How big do we want to be - and is it realistic?
I read yesterday and article in HBR about how to establish realistic goals. It explained a methodology combining the timing factor, that dismantled the linear projections of a business and cautioned us: beware of the spreadsheets. In the example, the writer recalculated with the company's own assumptions, a 5-year projection, that went from $640M to $180M in revenue. Significant gap that unfortunately happens too often in long term plans. In its conclusion the author stated:
"Take the time to assess what your growth gap potential is. It’s all too easy to assume that your current business will deliver the growth that your investors, employees, and other stakeholders are expecting. The process is not that complex: Simply look at the growth trends of your existing lines of business and compare them to where you think your strategy needs to be at some point in the future. Usually, there will be a gap.
While it seems astonishing that leaders wouldn’t do this (and boards wouldn’t insist on it), we see it all the time. Sometimes, it is because leaders just won’t take the time away from day-to-day operations. Sometimes, it is because, oddly, it is no one’s job. And sometimes, there are simply too few people with the vantage point to see the trends across the entire enterprise. And unfortunately, executives in some companies are rewarded for essentially gaming their numbers rather than being realistic".
How are we going to get there? And what are the risks?
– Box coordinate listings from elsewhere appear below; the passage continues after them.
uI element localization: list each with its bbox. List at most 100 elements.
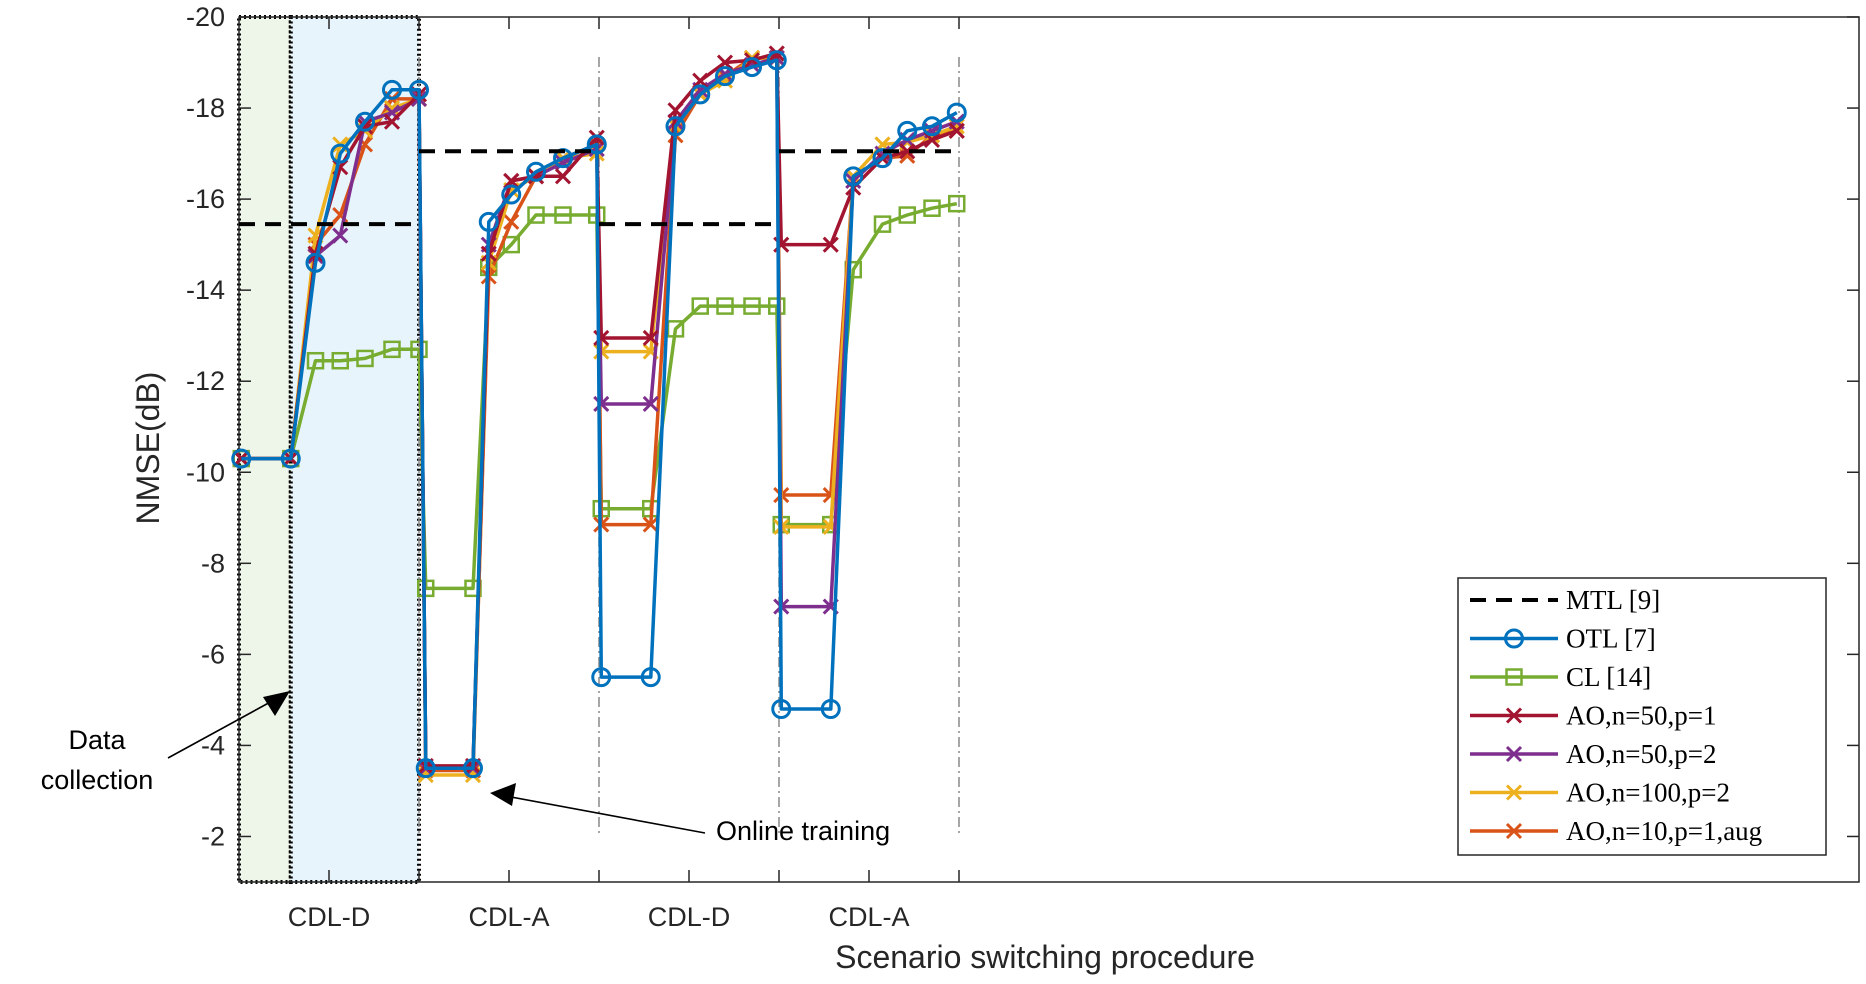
legend-entry: CL [14]	[1470, 662, 1651, 692]
annotations: Data collection Online training	[41, 691, 890, 846]
square-marker	[743, 297, 761, 315]
square-marker	[527, 206, 545, 224]
circle-marker	[771, 699, 792, 719]
y-axis-title: NMSE(dB)	[130, 372, 166, 525]
legend-entry: OTL [7]	[1470, 624, 1656, 654]
legend-label: AO,n=50,p=2	[1566, 739, 1716, 769]
legend-entry: AO,n=10,p=1,aug	[1470, 816, 1762, 846]
square-marker	[383, 340, 401, 359]
circle-marker	[897, 120, 918, 141]
x-marker	[233, 450, 250, 467]
y-tick-label: -8	[201, 548, 225, 578]
shaded-regions	[237, 15, 421, 884]
square-marker	[331, 351, 349, 370]
x-marker	[642, 395, 659, 413]
series-layer	[231, 45, 967, 784]
circle-marker	[501, 184, 522, 205]
x-marker	[503, 172, 520, 189]
x-marker	[503, 213, 520, 230]
x-marker	[356, 118, 374, 135]
y-tick-label: -18	[186, 93, 225, 123]
x-marker	[332, 227, 349, 244]
circle-marker	[330, 143, 351, 164]
circle-marker	[382, 79, 402, 100]
circle-marker	[843, 166, 864, 187]
circle-marker	[640, 667, 661, 688]
x-marker	[768, 45, 785, 62]
x-marker	[1505, 707, 1523, 724]
online-training-region	[288, 15, 421, 884]
x-category-label: CDL-A	[828, 902, 909, 932]
x-marker	[642, 516, 659, 533]
x-marker	[692, 72, 709, 89]
square-marker	[356, 349, 374, 368]
circle-marker	[591, 667, 612, 688]
circle-marker	[1504, 628, 1524, 649]
circle-marker	[355, 111, 375, 132]
square-marker	[873, 215, 892, 233]
x-marker	[923, 131, 941, 148]
x-marker	[948, 122, 965, 139]
x-category-label: CDL-A	[468, 902, 549, 932]
square-marker	[306, 351, 325, 370]
square-marker	[554, 206, 572, 224]
circle-marker	[231, 448, 252, 469]
legend-label: OTL [7]	[1566, 624, 1656, 654]
legend-label: CL [14]	[1566, 662, 1651, 692]
y-tick-label: -2	[201, 821, 225, 851]
circle-marker	[463, 758, 483, 779]
circle-marker	[766, 50, 787, 71]
series-otl	[231, 50, 967, 779]
x-marker	[1505, 745, 1523, 763]
circle-marker	[742, 57, 762, 78]
x-marker	[1505, 822, 1523, 840]
x-marker	[554, 168, 572, 185]
legend-label: MTL [9]	[1566, 585, 1660, 615]
circle-marker	[922, 116, 942, 137]
square-marker	[716, 297, 734, 315]
series-mtl	[239, 149, 959, 227]
legend-entry: MTL [9]	[1470, 585, 1660, 615]
circle-marker	[305, 252, 326, 273]
scenario-dividers	[418, 57, 960, 837]
x-marker	[1505, 784, 1523, 801]
square-marker	[691, 297, 709, 315]
x-marker	[593, 329, 610, 347]
circle-marker	[526, 161, 546, 182]
circle-marker	[820, 699, 841, 719]
circle-marker	[690, 84, 711, 105]
x-marker	[822, 236, 839, 253]
y-tick-label: -20	[186, 2, 225, 32]
square-marker	[410, 340, 428, 359]
circle-marker	[415, 758, 436, 779]
y-tick-label: -16	[186, 184, 225, 214]
legend-entry: AO,n=50,p=2	[1470, 739, 1716, 769]
data-collection-arrow-icon	[167, 691, 290, 759]
x-marker	[899, 143, 916, 160]
circle-marker	[872, 148, 893, 169]
square-marker	[1505, 668, 1523, 686]
y-tick-label: -14	[186, 275, 225, 305]
x-marker	[642, 329, 659, 347]
y-tick-label: -12	[186, 366, 225, 396]
x-marker	[383, 113, 401, 130]
x-axis-title: Scenario switching procedure	[835, 939, 1255, 975]
series-line	[241, 58, 958, 770]
x-category-label: CDL-D	[648, 902, 731, 932]
legend-label: AO,n=10,p=1,aug	[1566, 816, 1762, 846]
legend-entry: AO,n=50,p=1	[1470, 701, 1716, 731]
axes: -20 -18 -16 -14 -12 -10 -8 -6 -4 -2 CDL-D CDL-A CDL-…	[186, 2, 1859, 932]
data-collection-label-line2: collection	[41, 765, 154, 795]
legend-entry: AO,n=100,p=2	[1470, 778, 1730, 808]
square-marker	[948, 194, 966, 213]
y-tick-label: -6	[201, 639, 225, 669]
y-tick-label: -10	[186, 457, 225, 487]
x-marker	[593, 395, 610, 413]
online-training-label: Online training	[716, 816, 890, 846]
circle-marker	[280, 448, 301, 469]
x-marker	[527, 168, 545, 185]
circle-marker	[586, 134, 607, 155]
y-tick-label: -4	[201, 730, 225, 760]
square-marker	[898, 206, 916, 224]
legend-label: AO,n=100,p=2	[1566, 778, 1730, 808]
From a financial point of view, no matter what the chosen way to grow is, the main risks are always the same: profitability and cash flow.
Too many times, there is a temptation to drop prices in order to achieve volume. We overstate the power of loss leaders, and inflate our projections (as in the example above) and very soon we find our gross margin decrease and our EBITDA become unhealthy. We are scarifying profitability in favor of volume and we are forgetting that solvency was part of the equation.
And speaking of solvency, what about that paradox that the more we sell, the less money we have? Listen to your CFO and manage your working capital. Otherwise, that invisible investment will absorb all your resources, and you'll find yourself struggling to get the funds you need to move on. Go lean on inventory, look for quality sales, that are profitable and with clients that respect your credit and collections policy, manage your suppliers and again, don't establish unreasonable goals. If the nature of your business makes it intense in working capital, look for tools to finance it, and take the cost into consideration in your growth evaluation.
Finally, most of the time, though, the main risk is related with culture.
In his book, "The founders’ mentality", Chris Zook defines the paradox of growth. Growth creates complexity and complexity is the silent killer of growth. Chris leads us again to Steve Jobs' premise of simplicity as the way to succeed. And gives us other examples like Facebook (vs. myspace), amazon, the eternal startup, or Michael Dell bringing the company back to private in order to keep it close to its core and loyal to its strategy.
Whether you choose international growth, diversification of your portfolio, looking for a new partner or IPO, establishing strategic alliances or even M&A, be ready to work deeply and seriously in how this affects your culture and your core business. Stick to your mission and values. Embrace diversity and understand it. Understand the dynamics of the market where you decide to be in.
Be ready for the challenges, keep a clear mind of why you want to do it, and where you want to arrive. Analyze it with a challenging point of view. And then, if it still makes sense, go for it, do it, because at the end of the day, growth is evolution and the process is fascinating.